No entanto, Daniel Claudino ressalta que a melhoria do emprego não elimina todos os riscos de atraso. “O mercado de trabalho ajuda, mas há outros fatores como dívidas das famílias, reajustes contratuais, custo de vida, o perfil dos contratos e a qualidade das garantias locatícias”, explica.
Orçamento apertado ainda é realidade
Apesar da redução nos atrasos, quem paga aluguel no DF ainda sente dificuldades. O estudante Tariq Marie Alves van de Werve d’Immerseel, de 23 anos, relata que boa parte da sua renda vai para o aluguel. “É pesado, pois pago 2.600 de aluguel.
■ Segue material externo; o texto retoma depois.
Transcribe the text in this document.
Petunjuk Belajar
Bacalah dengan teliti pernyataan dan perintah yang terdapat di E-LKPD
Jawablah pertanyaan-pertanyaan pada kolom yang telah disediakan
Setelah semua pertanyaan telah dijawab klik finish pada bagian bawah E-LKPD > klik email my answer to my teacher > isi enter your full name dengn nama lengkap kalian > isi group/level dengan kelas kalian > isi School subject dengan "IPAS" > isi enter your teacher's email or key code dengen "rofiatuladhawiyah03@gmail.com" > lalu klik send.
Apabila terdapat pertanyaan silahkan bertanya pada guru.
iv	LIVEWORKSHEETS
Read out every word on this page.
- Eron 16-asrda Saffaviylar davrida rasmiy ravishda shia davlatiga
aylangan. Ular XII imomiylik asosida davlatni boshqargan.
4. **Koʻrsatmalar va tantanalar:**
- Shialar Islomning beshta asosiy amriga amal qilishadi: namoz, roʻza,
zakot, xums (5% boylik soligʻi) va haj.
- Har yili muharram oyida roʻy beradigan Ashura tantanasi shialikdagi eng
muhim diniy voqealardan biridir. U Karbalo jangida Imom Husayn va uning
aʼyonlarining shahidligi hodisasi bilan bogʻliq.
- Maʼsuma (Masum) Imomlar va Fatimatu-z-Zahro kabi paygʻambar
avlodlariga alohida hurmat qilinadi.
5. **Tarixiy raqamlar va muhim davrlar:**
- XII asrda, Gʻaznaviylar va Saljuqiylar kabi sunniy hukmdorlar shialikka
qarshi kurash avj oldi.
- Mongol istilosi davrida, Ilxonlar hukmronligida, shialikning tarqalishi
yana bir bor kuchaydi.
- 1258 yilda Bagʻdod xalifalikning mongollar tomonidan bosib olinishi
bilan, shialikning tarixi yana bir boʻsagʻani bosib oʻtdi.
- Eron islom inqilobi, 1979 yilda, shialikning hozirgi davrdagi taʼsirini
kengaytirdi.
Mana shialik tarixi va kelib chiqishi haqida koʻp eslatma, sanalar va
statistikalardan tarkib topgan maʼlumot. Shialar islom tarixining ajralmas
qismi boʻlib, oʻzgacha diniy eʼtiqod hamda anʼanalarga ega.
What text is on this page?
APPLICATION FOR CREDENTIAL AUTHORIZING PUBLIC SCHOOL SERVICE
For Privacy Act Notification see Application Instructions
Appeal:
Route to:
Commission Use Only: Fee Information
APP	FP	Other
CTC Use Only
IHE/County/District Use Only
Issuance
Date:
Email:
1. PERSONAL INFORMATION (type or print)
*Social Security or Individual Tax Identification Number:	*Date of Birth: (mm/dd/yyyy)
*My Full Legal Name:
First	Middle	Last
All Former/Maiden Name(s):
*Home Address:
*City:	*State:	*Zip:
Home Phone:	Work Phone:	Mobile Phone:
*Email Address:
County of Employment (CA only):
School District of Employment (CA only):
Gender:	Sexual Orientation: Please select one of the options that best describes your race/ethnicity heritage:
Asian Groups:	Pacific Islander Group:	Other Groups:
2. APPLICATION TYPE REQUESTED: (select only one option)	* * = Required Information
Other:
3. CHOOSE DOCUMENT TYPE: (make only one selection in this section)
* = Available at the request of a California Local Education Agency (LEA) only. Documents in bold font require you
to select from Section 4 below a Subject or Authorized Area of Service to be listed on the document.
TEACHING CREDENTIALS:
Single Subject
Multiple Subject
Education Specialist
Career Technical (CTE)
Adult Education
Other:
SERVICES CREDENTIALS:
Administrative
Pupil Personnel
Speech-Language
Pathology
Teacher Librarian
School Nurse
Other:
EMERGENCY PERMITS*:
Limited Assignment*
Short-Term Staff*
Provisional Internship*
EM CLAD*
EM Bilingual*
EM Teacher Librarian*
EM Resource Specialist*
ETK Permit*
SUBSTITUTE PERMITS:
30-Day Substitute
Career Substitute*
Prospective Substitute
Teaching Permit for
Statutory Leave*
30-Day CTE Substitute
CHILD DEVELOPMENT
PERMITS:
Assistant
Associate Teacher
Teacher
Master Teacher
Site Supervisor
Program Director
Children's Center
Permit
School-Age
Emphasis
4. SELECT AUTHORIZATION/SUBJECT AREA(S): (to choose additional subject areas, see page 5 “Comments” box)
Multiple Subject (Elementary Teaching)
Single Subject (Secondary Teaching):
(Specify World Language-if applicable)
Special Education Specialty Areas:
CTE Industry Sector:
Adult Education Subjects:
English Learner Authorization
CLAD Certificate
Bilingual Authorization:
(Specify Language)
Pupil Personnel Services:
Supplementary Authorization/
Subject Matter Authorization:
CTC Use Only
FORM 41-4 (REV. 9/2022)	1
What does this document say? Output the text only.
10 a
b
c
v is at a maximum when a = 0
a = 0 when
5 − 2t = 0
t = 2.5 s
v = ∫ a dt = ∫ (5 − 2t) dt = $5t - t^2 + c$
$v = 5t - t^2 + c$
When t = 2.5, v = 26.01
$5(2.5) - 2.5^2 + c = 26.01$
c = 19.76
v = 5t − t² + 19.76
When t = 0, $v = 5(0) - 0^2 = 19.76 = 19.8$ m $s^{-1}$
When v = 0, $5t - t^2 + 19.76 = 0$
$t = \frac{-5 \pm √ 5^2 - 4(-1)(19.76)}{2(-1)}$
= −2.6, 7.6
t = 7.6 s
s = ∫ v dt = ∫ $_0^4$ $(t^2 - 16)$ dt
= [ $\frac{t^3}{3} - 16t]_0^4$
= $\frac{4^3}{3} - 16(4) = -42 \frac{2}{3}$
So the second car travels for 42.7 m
Como isso consome mais da metade do meu salário, mantenho-me graças aos meus investimentos e ajuda dos meus pais.”
Ele comenta que precisa renegociar o aluguel quase todo ano por causa dos reajustes feitos pelo Índice Geral de Preços – Mercado (IGP-M). “Todo ano peço renegociação, porque o reajuste pelo IGP-M geralmente é negativo, e assim tento economizar pelo menos 100 reais.”
Mesmo com o orçamento apertado, Tariq busca maneiras de melhorar suas finanças no dia a dia. “O DF é caro, mas encontro formas de economizar nas compras mensais.”
Pequenas reduções nos gastos básicos fazem diferença no fim do mês. “Tenho economizado na gasolina, que está ficando mais barata aos poucos, o que ajuda a fechar o orçamento.”
Embora já tenha pensado em mudar para um lugar mais barato, a proximidade do trabalho pesa na decisão de continuar onde mora. “Pensei em me mudar para um lugar mais acessível, mas agora não consigo por morar perto do trabalho e se for longe é difícil de me organizar.”
Atrasos maiores em imóveis comerciais
Enquanto os imóveis residenciais melhoraram nos índices, os comerciais continuam apresentando os maiores níveis de inadimplência no Centro-Oeste. Em março, a taxa foi de 4,73%, maior que a registrada em apartamentos e casas.
Daniel Claudino explica que isso ocorre porque o pagamento do aluguel comercial está ligado ao faturamento dos negócios. “Quando o caixa aperta, o aluguel comercial é o primeiro a atrasar ou entrar em negociação.” Pequenas empresas e prestadores de serviço são mais afetados pelos juros altos, menor consumo e aumento dos custos operacionais.
Ele ainda alerta que o cenário dos próximos meses merece atenção. Apesar da queda em março, é cedo para dizer se há uma tendência clara de estabilidade. “Juros altos, custo de vida elevado e endividamento das famílias continuam sendo riscos”, alerta.
Daniel Claudino destaca que os próximos resultados serão importantes para entender se a redução na inadimplência no DF é uma mudança duradoura ou apenas uma variação momentânea. “Março pode ser o começo de uma tendência ou apenas uma oscilação”, conclui.